You can call the Edina Dance Team a number of things: hard working, talented, determined. But whatever you do, don’t call them the Hornettes.
While both the Edina Dance Team and the Hornettes are dance teams at Edina High School, the Hornettes are a fall performance team, steeped in tradition, which you see during halftime shows at football games. The 15-year-old Edina Dance Team is a winter competitive team that competes weekly against schools including Minnetonka, Wayzata, Eden Prairie and Hopkins. And over the past few years, the Edina Dance Team has been amping up its reputation as a competitor.
“Starting four years ago, I think there was a shift in the mindset for the team, and the program,” says Kristin Luth, a former University of Minnesota dance team member and head coach for Edina High School’s dance team. Luth, along with assistant coach Cortney Colich, JV coach Lauren Hutchison, and freshman coach Emily Heinen, are leading the girls to not only do well in competitive dance meets, but also win them —something that used to be just a dream.
The current senior class started that trend when they realized the extent of the work needed to win. “I think that definitely having them as coaches really showed me that I need to work ten times harder than the teams that are good to meet the standards of where they are,” says Emma Caris, senior and captain of the varsity team.
The shift in the mindset of the team came when girls stopped seeing the activity as a social event, started caring more about the outcome of meets, and took practice seriously, Luth says. “We got more talent as more girls came out for the team, as more saw that these girls really cared. That the team really worked hard to do well in competition.”
Competition season runs from November to February, and this year, the team had more hope than ever to make it to state finals, says Colich. The girls reached and beat this goal with a 4th place award in the state jazz large school AAA division.
The maturity of the team is apparent, as today’s seniors talk of overcoming challenges and making better use of their time in each practice and competition. Team member Isabelle Beddor, also a senior and varsity captain, explains that it is about “taking each opportunity we get to do it one time better and take it one step further.”
Some might think of dance as a hobby, but it is clear that these girls are tough. “These students are athletes,” Luth says, and they push “just as hard as the hockey team and the basketball team pushes.”
The girls practice six days a week, around 14 hours total, and it’s high-endurance training. “They have to push themselves past their limits and look like they’re having fun doing it,” Heinen says.
As hard as they work, the girls still manage to have fun—and the benefits of being on a team as tight-knit as this one far outweigh the amount of sweat spilled. “I’ve met some of my best friends on this team,” Ava Diaz, senior and captain of the junior varsity team, says. And the rush of seeing a crowd clap for you is unbeatable.
“I really like that feeling you get when you walk off or you hit your final pose,” Beddor says.
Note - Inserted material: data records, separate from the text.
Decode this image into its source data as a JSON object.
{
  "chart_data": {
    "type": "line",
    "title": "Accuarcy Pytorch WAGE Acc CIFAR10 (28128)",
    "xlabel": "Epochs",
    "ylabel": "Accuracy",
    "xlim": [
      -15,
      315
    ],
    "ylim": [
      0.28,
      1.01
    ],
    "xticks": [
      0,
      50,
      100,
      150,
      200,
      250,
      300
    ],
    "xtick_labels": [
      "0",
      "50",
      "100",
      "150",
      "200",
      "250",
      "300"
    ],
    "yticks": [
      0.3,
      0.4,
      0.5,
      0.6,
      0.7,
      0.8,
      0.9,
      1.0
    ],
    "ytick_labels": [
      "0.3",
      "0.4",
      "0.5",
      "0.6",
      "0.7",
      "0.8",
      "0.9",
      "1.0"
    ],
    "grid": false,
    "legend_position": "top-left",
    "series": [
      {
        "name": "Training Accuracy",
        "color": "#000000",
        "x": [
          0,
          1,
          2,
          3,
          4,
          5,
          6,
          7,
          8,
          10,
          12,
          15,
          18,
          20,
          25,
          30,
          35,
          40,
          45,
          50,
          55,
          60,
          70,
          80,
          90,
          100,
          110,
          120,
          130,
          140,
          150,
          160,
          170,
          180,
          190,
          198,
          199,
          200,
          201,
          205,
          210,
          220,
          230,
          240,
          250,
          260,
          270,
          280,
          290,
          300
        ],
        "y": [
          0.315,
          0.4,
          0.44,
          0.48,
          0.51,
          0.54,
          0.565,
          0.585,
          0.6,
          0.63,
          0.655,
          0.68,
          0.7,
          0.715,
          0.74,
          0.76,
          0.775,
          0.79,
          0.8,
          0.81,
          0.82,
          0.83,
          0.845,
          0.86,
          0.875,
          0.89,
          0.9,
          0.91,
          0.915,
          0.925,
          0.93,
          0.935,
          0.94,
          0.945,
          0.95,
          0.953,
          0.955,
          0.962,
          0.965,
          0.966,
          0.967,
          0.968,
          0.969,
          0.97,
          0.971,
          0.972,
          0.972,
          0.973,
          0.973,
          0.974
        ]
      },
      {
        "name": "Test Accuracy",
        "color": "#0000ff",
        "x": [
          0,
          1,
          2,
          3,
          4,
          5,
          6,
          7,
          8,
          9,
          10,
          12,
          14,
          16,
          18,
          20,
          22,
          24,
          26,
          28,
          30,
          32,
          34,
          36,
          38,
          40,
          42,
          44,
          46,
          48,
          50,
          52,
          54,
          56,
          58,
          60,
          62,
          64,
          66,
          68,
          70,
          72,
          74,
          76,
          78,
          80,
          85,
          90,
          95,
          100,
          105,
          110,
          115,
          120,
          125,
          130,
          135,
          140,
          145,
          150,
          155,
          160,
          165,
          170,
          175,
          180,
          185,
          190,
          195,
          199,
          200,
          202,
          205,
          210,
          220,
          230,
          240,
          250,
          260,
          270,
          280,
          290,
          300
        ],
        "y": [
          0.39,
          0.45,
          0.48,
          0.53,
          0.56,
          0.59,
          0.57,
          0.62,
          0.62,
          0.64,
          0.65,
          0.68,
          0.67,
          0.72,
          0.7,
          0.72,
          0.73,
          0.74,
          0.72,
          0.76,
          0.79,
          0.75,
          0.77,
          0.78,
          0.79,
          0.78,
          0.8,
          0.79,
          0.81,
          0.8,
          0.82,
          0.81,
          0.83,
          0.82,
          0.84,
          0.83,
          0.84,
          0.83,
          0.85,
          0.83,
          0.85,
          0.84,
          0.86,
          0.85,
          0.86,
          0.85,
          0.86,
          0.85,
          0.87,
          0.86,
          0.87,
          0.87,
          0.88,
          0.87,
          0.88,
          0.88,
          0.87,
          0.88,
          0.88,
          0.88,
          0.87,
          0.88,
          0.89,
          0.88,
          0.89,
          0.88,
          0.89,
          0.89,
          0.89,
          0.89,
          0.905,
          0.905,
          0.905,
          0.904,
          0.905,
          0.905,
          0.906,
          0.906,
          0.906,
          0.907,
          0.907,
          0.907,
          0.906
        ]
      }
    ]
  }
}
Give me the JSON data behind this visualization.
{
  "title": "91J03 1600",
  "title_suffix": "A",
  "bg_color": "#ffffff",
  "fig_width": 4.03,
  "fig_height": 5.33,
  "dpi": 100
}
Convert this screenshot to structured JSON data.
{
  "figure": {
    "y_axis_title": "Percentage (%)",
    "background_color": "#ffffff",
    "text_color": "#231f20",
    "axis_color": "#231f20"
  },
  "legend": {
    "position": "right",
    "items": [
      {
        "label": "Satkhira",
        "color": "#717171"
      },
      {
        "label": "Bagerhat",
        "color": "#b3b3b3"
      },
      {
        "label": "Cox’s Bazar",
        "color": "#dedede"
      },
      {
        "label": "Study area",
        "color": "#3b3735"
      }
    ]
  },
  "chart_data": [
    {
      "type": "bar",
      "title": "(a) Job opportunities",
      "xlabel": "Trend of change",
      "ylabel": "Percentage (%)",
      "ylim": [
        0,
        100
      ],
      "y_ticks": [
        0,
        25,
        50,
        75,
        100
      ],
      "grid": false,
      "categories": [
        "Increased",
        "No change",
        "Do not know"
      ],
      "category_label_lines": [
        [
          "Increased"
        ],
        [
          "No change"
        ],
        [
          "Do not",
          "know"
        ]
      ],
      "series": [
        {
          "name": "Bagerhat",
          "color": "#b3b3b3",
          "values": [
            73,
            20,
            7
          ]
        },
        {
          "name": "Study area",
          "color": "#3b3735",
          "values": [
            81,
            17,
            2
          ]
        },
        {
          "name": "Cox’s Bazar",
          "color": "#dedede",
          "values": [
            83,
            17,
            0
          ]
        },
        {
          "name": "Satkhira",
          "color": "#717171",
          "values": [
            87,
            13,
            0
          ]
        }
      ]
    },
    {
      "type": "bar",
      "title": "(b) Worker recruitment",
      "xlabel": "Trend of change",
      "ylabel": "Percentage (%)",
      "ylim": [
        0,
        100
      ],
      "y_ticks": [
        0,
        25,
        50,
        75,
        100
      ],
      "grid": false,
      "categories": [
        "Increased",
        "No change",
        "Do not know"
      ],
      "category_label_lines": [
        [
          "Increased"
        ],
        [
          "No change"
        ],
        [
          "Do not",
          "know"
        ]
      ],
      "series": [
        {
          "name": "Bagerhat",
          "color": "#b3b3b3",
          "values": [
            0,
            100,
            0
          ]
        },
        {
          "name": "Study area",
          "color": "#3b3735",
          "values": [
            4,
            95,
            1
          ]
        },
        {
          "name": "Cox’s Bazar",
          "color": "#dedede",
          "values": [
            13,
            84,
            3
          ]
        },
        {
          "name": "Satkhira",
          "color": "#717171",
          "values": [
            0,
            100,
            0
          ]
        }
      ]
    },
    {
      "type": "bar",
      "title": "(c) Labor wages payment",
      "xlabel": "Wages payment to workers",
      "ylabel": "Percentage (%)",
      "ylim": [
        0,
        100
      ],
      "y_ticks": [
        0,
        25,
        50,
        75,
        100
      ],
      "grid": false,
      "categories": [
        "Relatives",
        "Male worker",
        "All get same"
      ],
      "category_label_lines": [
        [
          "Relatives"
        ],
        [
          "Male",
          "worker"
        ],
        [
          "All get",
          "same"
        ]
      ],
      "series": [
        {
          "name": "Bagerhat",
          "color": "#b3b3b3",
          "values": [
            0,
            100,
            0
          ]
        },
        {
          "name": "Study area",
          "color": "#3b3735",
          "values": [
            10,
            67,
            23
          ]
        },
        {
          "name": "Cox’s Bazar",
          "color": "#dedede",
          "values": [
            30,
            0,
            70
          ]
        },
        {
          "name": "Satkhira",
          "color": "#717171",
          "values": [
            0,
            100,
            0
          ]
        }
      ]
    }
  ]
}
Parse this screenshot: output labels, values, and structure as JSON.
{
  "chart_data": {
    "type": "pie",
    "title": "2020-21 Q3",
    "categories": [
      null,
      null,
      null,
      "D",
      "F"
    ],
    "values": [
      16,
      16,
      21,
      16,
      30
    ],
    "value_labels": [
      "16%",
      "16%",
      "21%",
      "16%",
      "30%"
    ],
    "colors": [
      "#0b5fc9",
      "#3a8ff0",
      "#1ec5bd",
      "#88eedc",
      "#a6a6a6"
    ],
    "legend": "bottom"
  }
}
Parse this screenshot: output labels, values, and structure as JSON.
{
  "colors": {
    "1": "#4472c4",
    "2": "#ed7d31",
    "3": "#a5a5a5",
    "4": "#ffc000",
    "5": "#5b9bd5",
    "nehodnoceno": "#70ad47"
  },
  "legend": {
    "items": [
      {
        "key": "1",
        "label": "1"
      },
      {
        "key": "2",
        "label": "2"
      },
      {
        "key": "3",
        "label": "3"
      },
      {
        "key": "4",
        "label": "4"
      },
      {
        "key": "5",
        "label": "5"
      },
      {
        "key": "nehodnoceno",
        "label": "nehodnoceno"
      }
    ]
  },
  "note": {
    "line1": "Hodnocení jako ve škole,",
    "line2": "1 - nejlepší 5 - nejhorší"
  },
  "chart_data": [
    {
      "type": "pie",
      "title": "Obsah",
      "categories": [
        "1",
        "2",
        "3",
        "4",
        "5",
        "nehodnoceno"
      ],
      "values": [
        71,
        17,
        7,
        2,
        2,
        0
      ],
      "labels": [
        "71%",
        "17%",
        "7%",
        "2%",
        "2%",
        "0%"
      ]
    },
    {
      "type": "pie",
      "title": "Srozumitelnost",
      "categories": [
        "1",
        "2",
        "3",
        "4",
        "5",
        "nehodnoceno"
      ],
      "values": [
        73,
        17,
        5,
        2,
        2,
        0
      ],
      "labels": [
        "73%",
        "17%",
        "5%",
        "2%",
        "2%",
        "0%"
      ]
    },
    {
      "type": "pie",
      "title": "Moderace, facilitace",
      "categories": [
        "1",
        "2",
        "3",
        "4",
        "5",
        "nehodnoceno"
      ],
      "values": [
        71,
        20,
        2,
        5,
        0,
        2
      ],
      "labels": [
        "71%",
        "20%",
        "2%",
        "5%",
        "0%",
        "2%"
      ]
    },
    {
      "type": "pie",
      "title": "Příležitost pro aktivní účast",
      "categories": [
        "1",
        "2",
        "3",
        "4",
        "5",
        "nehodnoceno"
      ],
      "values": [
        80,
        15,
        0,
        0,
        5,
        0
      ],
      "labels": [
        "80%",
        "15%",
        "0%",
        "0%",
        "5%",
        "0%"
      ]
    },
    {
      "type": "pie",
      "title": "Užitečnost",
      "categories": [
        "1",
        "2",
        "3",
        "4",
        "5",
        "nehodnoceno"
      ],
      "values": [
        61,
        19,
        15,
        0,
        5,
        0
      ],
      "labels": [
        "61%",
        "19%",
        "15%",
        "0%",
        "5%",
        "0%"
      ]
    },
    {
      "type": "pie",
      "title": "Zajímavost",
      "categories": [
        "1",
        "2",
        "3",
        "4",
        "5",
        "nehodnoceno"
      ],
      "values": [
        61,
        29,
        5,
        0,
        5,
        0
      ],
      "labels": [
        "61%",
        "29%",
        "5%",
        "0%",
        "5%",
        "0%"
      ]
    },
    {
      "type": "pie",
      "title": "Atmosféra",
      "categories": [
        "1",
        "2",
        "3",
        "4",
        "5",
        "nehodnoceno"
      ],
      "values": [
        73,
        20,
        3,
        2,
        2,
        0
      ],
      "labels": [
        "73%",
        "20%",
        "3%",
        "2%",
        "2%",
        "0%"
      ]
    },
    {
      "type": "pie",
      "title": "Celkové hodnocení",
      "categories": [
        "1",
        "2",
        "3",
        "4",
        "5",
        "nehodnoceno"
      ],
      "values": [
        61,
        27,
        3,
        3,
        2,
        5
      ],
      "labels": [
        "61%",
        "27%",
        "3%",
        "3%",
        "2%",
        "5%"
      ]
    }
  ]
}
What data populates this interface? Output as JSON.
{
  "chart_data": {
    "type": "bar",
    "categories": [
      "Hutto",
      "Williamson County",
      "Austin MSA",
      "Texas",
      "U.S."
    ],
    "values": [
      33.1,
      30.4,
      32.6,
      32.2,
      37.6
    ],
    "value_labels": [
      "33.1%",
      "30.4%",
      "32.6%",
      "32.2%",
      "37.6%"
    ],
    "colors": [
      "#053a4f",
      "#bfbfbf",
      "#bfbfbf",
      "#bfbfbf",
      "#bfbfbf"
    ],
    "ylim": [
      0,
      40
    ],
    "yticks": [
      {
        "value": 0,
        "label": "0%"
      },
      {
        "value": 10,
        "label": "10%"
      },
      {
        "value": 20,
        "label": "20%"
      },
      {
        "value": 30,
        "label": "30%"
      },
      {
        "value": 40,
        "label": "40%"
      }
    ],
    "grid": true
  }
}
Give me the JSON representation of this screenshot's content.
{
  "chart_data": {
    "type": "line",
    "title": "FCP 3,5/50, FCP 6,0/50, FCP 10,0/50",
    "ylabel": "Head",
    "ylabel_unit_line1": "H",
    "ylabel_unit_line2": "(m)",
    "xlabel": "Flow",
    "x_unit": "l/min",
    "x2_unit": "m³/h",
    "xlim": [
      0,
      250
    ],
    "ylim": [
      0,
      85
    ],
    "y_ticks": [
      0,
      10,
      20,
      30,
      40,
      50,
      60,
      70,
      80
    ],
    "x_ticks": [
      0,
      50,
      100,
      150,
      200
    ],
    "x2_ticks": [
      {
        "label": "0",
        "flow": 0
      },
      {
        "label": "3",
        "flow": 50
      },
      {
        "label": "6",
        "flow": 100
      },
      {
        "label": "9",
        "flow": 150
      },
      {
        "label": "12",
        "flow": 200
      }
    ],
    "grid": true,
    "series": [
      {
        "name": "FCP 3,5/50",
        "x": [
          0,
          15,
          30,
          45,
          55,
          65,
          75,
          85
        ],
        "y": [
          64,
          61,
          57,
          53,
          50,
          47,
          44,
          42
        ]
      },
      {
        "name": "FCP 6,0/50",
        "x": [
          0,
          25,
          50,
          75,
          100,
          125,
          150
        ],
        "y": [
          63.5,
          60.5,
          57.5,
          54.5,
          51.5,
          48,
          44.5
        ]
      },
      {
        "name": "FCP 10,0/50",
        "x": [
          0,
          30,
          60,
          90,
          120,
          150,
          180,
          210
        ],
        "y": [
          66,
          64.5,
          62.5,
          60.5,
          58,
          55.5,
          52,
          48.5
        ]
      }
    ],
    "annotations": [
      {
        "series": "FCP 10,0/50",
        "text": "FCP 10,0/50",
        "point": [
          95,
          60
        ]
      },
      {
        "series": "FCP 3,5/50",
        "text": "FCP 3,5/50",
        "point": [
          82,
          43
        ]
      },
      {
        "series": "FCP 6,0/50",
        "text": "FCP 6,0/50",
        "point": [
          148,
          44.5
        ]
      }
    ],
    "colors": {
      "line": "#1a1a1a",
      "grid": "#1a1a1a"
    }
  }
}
Kate Balke, also a senior and varsity captain, agrees, adding that it’s about “feeling accomplished after each performance.”
While this year’s competition season is over, the coaches are always working on the team’s future goals. Hutchison says she “would love the numbers to grow.” The team is larger than it once was, but schools like Eden Prairie are still powerhouses when it comes to team size and number of supporting spectators. In a sport like this, having a large audience is key to a team’s success, Heinen says. “Dance is a spectator sport, and the girls feed off of that.”
Mainly, though, Luth says, the goal is for the girls “to understand that when you put the work in, results happen.”